Mohammad Milon Hossain, 39, admitted in the Southern District of Texas court that from March 2017 to June 2019, he conspired to bring, and brought Bangladeshi nationals to the US at the Texas border in exchange for payment.
Hossain was residing in Tapachula, Mexico, where he maintained a hotel that housed undocumented immigrants on their way to the United States.
“Hossain provided plane tickets and other assistance for the aliens to travel from Tapachula to Monterrey, Mexico where a co-conspirator Moktar Hossain assisted their illegal crossing into the United States,” said the statement from the DoJ on Friday.
As reported by Bangla Tribune earlier, co-conspirator Moktar Hossain, too, had pleaded guilty to the charges.
US District Judge Diana Saldana has accepted Milon Hossain’s guilty plea. His sentencing has not been scheduled yet.

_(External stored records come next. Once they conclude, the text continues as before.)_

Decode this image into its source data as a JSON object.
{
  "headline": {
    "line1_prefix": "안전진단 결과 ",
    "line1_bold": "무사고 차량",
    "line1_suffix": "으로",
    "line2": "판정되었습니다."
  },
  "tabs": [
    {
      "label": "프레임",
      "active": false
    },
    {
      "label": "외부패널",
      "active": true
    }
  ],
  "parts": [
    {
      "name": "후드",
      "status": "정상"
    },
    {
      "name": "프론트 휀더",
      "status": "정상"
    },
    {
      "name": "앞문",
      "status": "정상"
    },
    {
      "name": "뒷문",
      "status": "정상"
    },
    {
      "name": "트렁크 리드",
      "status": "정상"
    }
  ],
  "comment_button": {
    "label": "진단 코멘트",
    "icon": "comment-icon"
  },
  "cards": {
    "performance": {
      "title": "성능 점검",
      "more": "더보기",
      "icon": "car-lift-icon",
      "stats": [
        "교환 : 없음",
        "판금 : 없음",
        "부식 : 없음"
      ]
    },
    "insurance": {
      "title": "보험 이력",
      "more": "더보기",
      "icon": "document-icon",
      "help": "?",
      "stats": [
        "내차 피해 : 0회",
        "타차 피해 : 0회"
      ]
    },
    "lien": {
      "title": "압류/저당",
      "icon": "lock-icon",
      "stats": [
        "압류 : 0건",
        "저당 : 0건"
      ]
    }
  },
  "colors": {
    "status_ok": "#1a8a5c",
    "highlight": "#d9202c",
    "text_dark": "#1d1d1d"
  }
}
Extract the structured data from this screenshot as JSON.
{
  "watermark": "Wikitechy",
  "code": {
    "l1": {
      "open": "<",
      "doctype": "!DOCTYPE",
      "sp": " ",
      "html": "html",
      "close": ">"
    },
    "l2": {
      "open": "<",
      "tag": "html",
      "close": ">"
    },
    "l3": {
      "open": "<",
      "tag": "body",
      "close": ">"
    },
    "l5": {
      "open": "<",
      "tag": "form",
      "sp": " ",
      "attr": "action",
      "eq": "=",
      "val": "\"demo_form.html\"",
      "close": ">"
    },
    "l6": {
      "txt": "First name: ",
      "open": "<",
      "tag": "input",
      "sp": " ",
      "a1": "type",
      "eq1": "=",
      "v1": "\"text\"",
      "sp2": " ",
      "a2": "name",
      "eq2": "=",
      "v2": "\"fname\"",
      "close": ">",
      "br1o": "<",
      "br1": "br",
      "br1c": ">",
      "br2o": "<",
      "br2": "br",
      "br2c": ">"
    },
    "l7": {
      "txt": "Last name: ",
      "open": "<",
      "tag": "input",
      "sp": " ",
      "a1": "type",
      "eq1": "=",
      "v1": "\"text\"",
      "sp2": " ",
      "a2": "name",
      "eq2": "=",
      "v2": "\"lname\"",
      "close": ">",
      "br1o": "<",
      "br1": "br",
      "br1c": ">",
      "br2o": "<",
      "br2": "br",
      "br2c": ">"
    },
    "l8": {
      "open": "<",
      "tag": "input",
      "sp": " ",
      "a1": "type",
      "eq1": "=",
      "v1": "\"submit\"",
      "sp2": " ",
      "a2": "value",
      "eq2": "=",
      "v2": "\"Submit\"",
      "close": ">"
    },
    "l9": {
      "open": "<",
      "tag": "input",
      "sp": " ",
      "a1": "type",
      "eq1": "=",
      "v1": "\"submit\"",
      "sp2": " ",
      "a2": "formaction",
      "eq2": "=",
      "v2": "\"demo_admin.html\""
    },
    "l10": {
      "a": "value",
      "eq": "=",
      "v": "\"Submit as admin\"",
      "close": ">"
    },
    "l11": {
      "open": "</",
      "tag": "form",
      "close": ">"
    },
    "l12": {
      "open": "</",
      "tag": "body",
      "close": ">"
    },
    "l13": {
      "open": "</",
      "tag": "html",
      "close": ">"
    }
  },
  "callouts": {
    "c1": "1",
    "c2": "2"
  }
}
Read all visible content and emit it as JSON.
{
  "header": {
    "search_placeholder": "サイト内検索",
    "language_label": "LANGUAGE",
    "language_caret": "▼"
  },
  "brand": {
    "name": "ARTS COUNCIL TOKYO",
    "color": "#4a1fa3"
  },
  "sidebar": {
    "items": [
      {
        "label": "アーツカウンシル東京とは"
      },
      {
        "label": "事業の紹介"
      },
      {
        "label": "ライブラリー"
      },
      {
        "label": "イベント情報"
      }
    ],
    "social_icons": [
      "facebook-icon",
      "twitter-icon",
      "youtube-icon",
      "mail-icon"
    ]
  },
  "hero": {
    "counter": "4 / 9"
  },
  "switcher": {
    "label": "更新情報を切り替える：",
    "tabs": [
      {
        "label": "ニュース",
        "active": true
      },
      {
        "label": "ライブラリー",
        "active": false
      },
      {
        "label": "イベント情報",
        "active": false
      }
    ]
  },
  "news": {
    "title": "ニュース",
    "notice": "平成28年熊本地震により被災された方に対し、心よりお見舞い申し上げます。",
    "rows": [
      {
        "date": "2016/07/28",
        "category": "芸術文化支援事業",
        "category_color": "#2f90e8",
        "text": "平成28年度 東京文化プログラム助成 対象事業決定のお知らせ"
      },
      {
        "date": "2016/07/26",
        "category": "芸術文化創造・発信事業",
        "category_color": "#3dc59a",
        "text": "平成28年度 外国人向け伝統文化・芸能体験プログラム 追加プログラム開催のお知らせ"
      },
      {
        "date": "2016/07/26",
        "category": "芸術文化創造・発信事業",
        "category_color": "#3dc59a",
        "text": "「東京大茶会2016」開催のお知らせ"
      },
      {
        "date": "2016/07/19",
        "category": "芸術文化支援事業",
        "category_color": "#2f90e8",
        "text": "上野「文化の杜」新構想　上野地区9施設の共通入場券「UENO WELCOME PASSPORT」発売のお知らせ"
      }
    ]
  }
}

“Hossain’s brazen scheme to smuggle Bangladeshi aliens into the United States put our national security at risk,” said Assistant Attorney General Brian A. Benczkowski of the Justice Department’s Criminal Division.
“This guilty plea underscores the Department’s commitment to working with our law enforcement partners here and abroad to disrupt the flow of illegal aliens into the United States and bring human smugglers to justice,” he added.
Hossain was arrested last August at the Houston airport, but the case was later transferred to Laredo, Texas for further criminal proceedings.
Laredo, a town along the US-Mexico border in Texas, accounts for the maximum number of arrests of undocumented Bangladeshis compared to other Border sectors.
Court documents suggest that Hossain, from his base in the Mexican city of Tapachula near the Guatemala border, occupied only one segment of interlocking networks to smuggle Bangladeshi nationals from South Asia all the way through to the American border.
Hoping for a better life in the US, many of the immigrants pay tens of thousands of dollars to agents in Bangladesh to fly into South America, where they then tap into a series of smaller smuggling networks that keeps them moving through Central America and then Mexico.
It was in Mexico, the final segment of the long and arduous journey, where Hossain reportedly worked to move his Bangladeshi customers to the US border.